By: Christina on July 12, 2009
at 1:40 pm
Totally crazy. I’ve been checking your blog lately, wondering if you were going to post about this. Somehow I just knew you were dealing with it too. Are you my long lost cousin or something? It’s freaky. LOL
I think a 1.6% is like a 98.4% that you’re fine right…?
The thought of termination makes me feel really sick inside, but on the other hand, I know that I can’t handle a baby with these kinds of issues.
I wish it was Monday so I could get some information.
By: onwardandsideways on July 12, 2009
at 2:31 pm
I have no good advice for you. This is a horrible wait you have to go through and I am hoping with all my heart it will all turn out ok for you.
By: Summer on July 12, 2009
at 4:09 pm
I’m so sorry you have to deal with this. Personally, I would opt for the amnio. It has a much lower miscarriage rate than CVS, which is an earlier test. Amnio has a 1/600 miscarriage rate nationwide, though the doctor you see may have an even lower miscarriage rate. I don’t take much stock in the blood tests. Until you have the genetic testing, you really don’t know. I guess ask yourself would amnio put yourself at ease or would your decisions not be affected by the results?
By: Phoebe on July 13, 2009
at 4:31 am
No kidding, this kind of crap sucks! There *definitely* is a huge number of false positives with that test.
What is your gut telling you?
I also have MTHFR (the C677T homozygous variety). I did not start the two-Folgard-per-day until after the genetic testing when I lost my third pg (fourth pregnancy, third loss).
I don’t want to tell you anything that will freak you out, but want you to know that I have had a Down’s pg. That pg started as a twin pg and I lost one VERY early on.
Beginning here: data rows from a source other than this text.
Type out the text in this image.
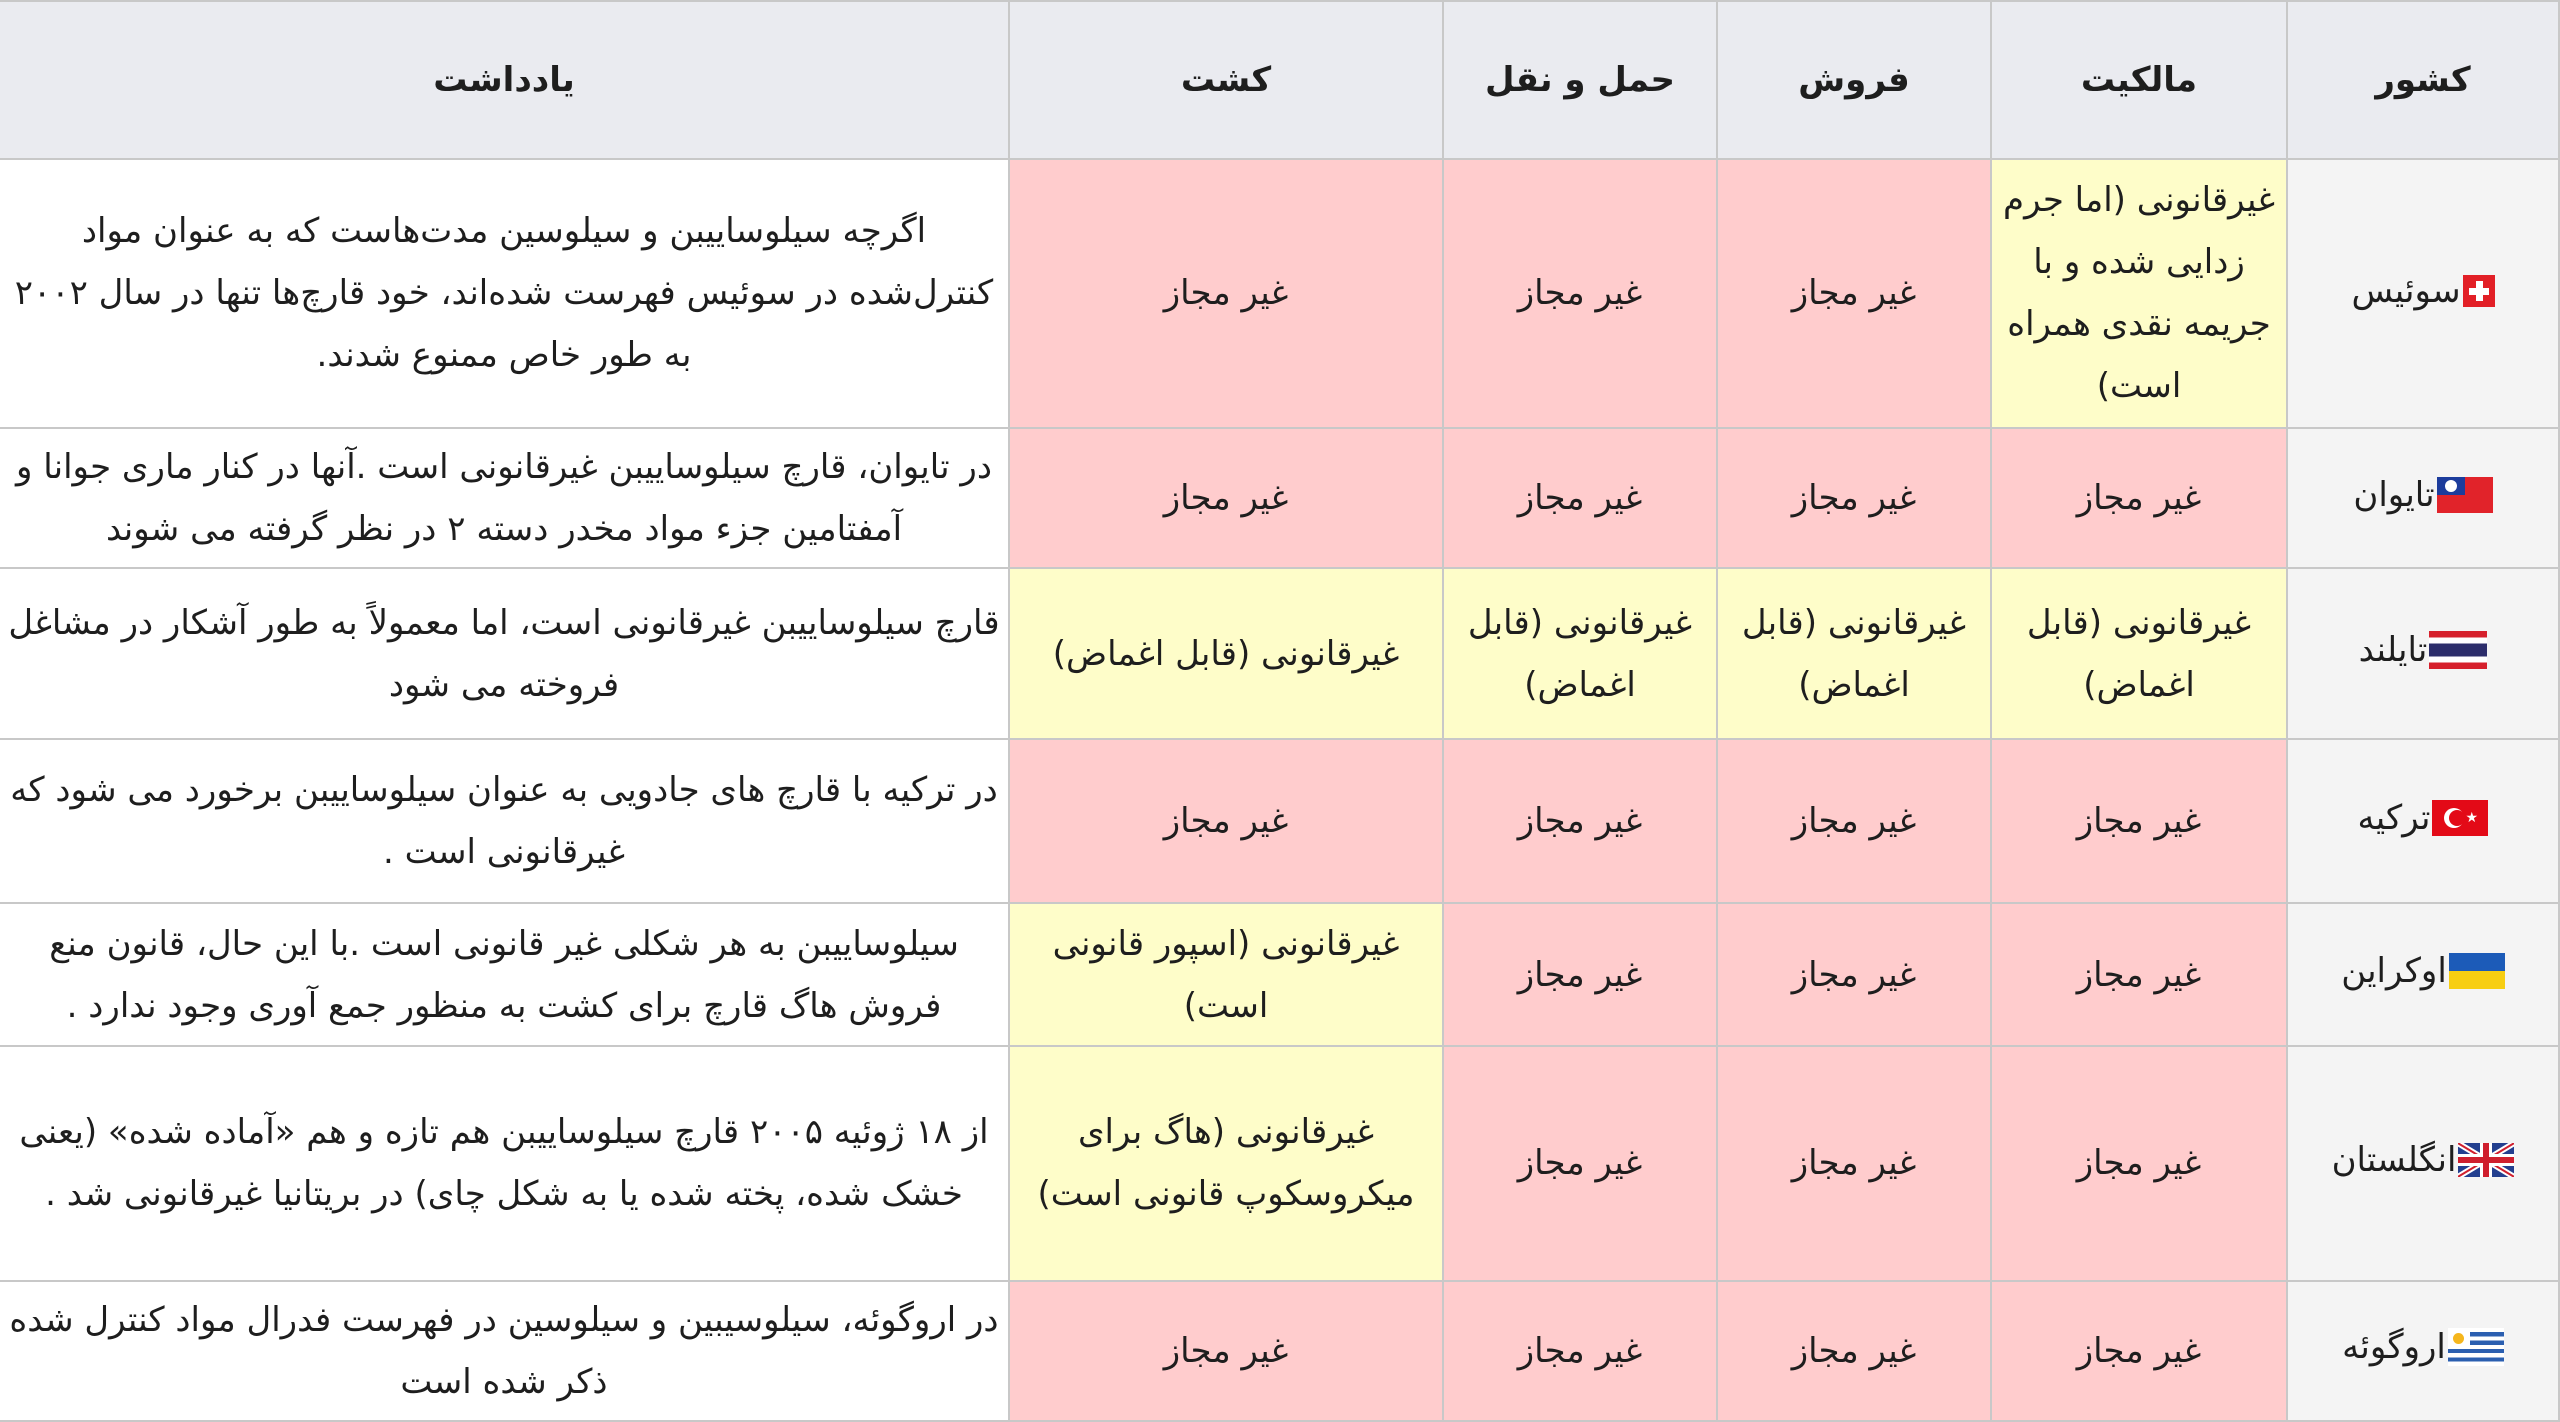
کشور	مالکیت	فروش	حمل و نقل	کشت	یادداشت

سوئیس	غیرقانونی (اما جرم زدایی شده و با جریمه نقدی همراه است)	غیر مجاز	غیر مجاز	غیر مجاز	اگرچه سیلوساییبن و سیلوسین مدت‌هاست که به عنوان مواد کنترل‌شده در سوئیس فهرست شده‌اند، خود قارچ‌ها تنها در سال ۲۰۰۲ به طور خاص ممنوع شدند.

تایوان	غیر مجاز	غیر مجاز	غیر مجاز	غیر مجاز	در تایوان، قارچ سیلوساییبن غیرقانونی است .آنها در کنار ماری جوانا و آمفتامین جزء مواد مخدر دسته ۲ در نظر گرفته می شوند

تایلند	غیرقانونی (قابل اغماض)	غیرقانونی (قابل اغماض)	غیرقانونی (قابل اغماض)	غیرقانونی (قابل اغماض)	قارچ سیلوساییبن غیرقانونی است، اما معمولاً به طور آشکار در مشاغل فروخته می شود

★
ترکیه	غیر مجاز	غیر مجاز	غیر مجاز	غیر مجاز	در ترکیه با قارچ های جادویی به عنوان سیلوساییبن برخورد می شود که غیرقانونی است .

اوکراین	غیر مجاز	غیر مجاز	غیر مجاز	غیرقانونی (اسپور قانونی است)	سیلوساییبن به هر شکلی غیر قانونی است .با این حال، قانون منع فروش هاگ قارچ برای کشت به منظور جمع آوری وجود ندارد .

انگلستان	غیر مجاز	غیر مجاز	غیر مجاز	غیرقانونی (هاگ برای میکروسکوپ قانونی است)	از ۱۸ ژوئیه ۲۰۰۵ قارچ سیلوساییبن هم تازه و هم «آماده شده» (یعنی خشک شده، پخته شده یا به شکل چای) در بریتانیا غیرقانونی شد .

اروگوئه	غیر مجاز	غیر مجاز	غیر مجاز	غیر مجاز	در اروگوئه، سیلوسیبین و سیلوسین در فهرست فدرال مواد کنترل شده ذکر شده است
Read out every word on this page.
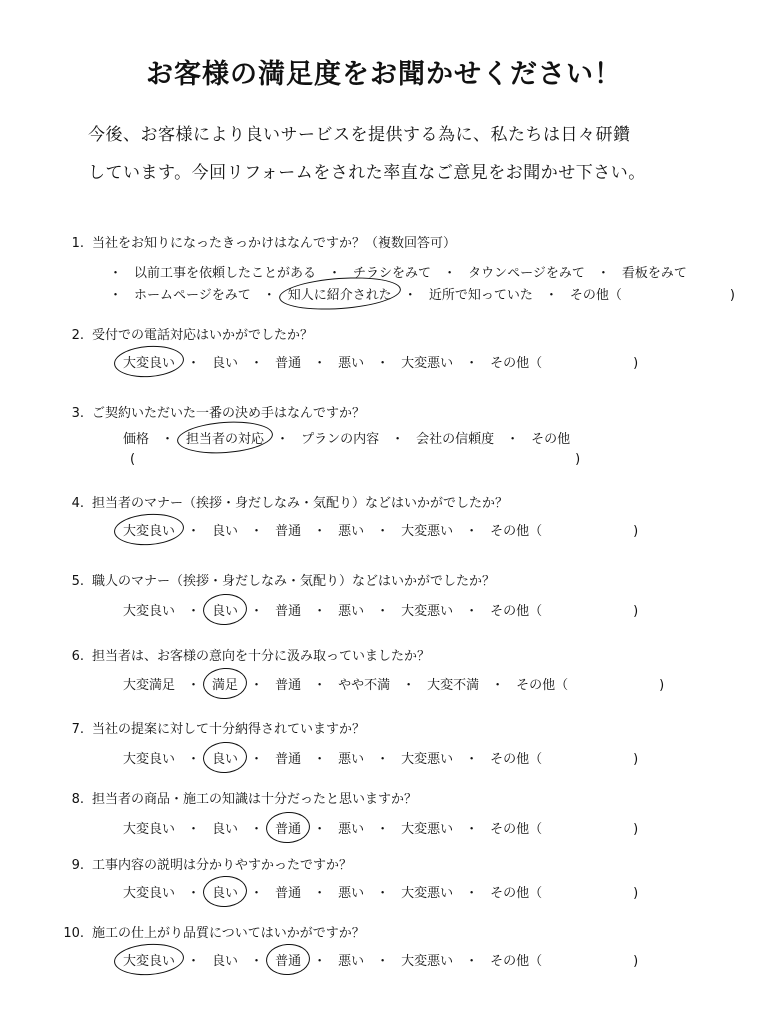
お客様の満足度をお聞かせください！
今後、お客様により良いサービスを提供する為に、私たちは日々研鑽
しています。今回リフォームをされた率直なご意見をお聞かせ下さい。
1. 当社をお知りになったきっかけはなんですか？（複数回答可）
・ 以前工事を依頼したことがある ・ チラシをみて ・ タウンページをみて ・ 看板をみて
・ ホームページをみて ・ 知人に紹介された ・ 近所で知っていた ・ その他（	)
2. 受付での電話対応はいかがでしたか？
大変良い ・ 良い ・ 普通 ・ 悪い ・ 大変悪い ・ その他（	)
3. ご契約いただいた一番の決め手はなんですか？
価格 ・ 担当者の対応 ・ プランの内容 ・ 会社の信頼度 ・ その他
(	)
4. 担当者のマナー（挨拶・身だしなみ・気配り）などはいかがでしたか？
大変良い ・ 良い ・ 普通 ・ 悪い ・ 大変悪い ・ その他（	)
5. 職人のマナー（挨拶・身だしなみ・気配り）などはいかがでしたか？
大変良い ・ 良い ・ 普通 ・ 悪い ・ 大変悪い ・ その他（	)
6. 担当者は、お客様の意向を十分に汲み取っていましたか？
大変満足 ・ 満足 ・ 普通 ・ やや不満 ・ 大変不満 ・ その他（	)
7. 当社の提案に対して十分納得されていますか？
大変良い ・ 良い ・ 普通 ・ 悪い ・ 大変悪い ・ その他（	)
8. 担当者の商品・施工の知識は十分だったと思いますか？
大変良い ・ 良い ・ 普通 ・ 悪い ・ 大変悪い ・ その他（	)
9. 工事内容の説明は分かりやすかったですか？
大変良い ・ 良い ・ 普通 ・ 悪い ・ 大変悪い ・ その他（	)
10. 施工の仕上がり品質についてはいかがですか？
大変良い ・ 良い ・ 普通 ・ 悪い ・ 大変悪い ・ その他（	)
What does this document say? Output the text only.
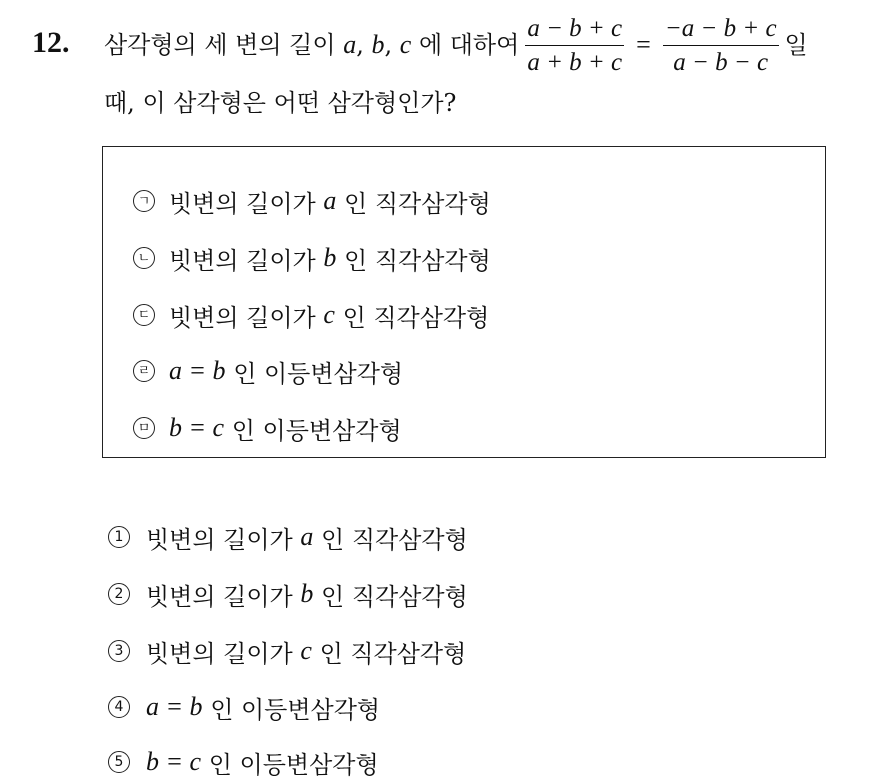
12. 삼각형의 세 변의 길이
a ,
b ,
c
에 대하여 $\frac{a - b + c}{a + b + c} = \frac{-a - b + c}{a - b - c}$ 일
때, 이 삼각형은 어떤 삼각형인가?
ㄱ 빗변의 길이가
a
인 직각삼각형
ㄴ 빗변의 길이가
b
인 직각삼각형
ㄷ 빗변의 길이가
c
인 직각삼각형
ㄹ a = b
인 이등변삼각형
ㅁ b = c
인 이등변삼각형
1 빗변의 길이가
a
인 직각삼각형
2 빗변의 길이가
b
인 직각삼각형
3 빗변의 길이가
c
인 직각삼각형
4 a = b
인 이등변삼각형
5 b = c
인 이등변삼각형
The second fetus made it until just before 11 weeks before he died; his nuchal fold was very large at the u/s when we found out he had died. The pathology report showed that he had Down’s. It could have come from a cell-division gone awry due to the twin situation, or it could have been due to the MTHFR. We’ll never know.
I do know that I was on full vitamin support when pg with Charming Boy, and he turned out just fine.
You are doing everything you possibly can to make sure your babe is developing well.
I will be thinking of you and hoping your OB can give you some clear (and reassuring) guidance in the morning. Hang in there.